The space lab was launched on board of Long March-2F T2 rocket from the Jiuquan Satellite Launch Center in northwestern China’s Gobi desert.
- Tiangong-2 ( in English means Heavenly Palace 2) space lab is part of China’s ambitious Project 921-2 space station program aimed at creating a third generation space station.
- The 8-tonne module replaces China’s now-defunct Tiangong 1 space lab mission which had ended its operational life in March 2016.
- Tiangong-2 features improved living quarters and life-support infrastructure for longer stays by visiting crewmembers.
- It will be used for testing systems and processes for mid-term space stays and refueling. It will be placed at slightly higher orbit around 393 kilometres above the earth.

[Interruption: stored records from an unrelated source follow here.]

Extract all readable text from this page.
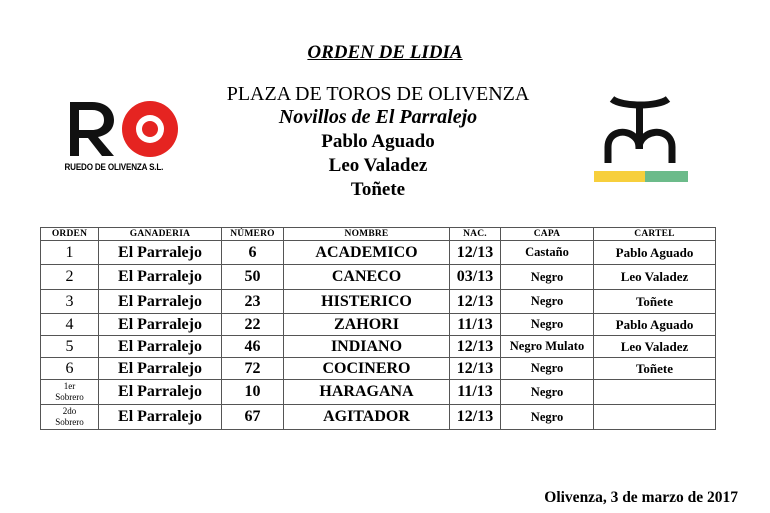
ORDEN DE LIDIA
PLAZA DE TOROS DE OLIVENZA
Novillos de El Parralejo
Pablo Aguado
Leo Valadez
Toñete
RUEDO DE OLIVENZA S.L.
ORDEN	GANADERIA	NÚMERO	NOMBRE	NAC.	CAPA	CARTEL
1	El Parralejo	6	ACADEMICO	12/13	Castaño	Pablo Aguado
2	El Parralejo	50	CANECO	03/13	Negro	Leo Valadez
3	El Parralejo	23	HISTERICO	12/13	Negro	Toñete
4	El Parralejo	22	ZAHORI	11/13	Negro	Pablo Aguado
5	El Parralejo	46	INDIANO	12/13	Negro Mulato	Leo Valadez
6	El Parralejo	72	COCINERO	12/13	Negro	Toñete
1er
Sobrero	El Parralejo	10	HARAGANA	11/13	Negro	
2do
Sobrero	El Parralejo	67	AGITADOR	12/13	Negro	
Olivenza, 3 de marzo de 2017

Note: The Tiangong-2 and its predecessor, Tiangong-1 (launched in September 2011), are prototypes for China’s ultimate goal to launch a permanent 20-ton space station after 2020 just as International Space Station (ISS). It will make China potentially the only country with a permanent space presence. In 2003, China had conducted its first crewed space mission becoming only the third country after Russia and the US to do so.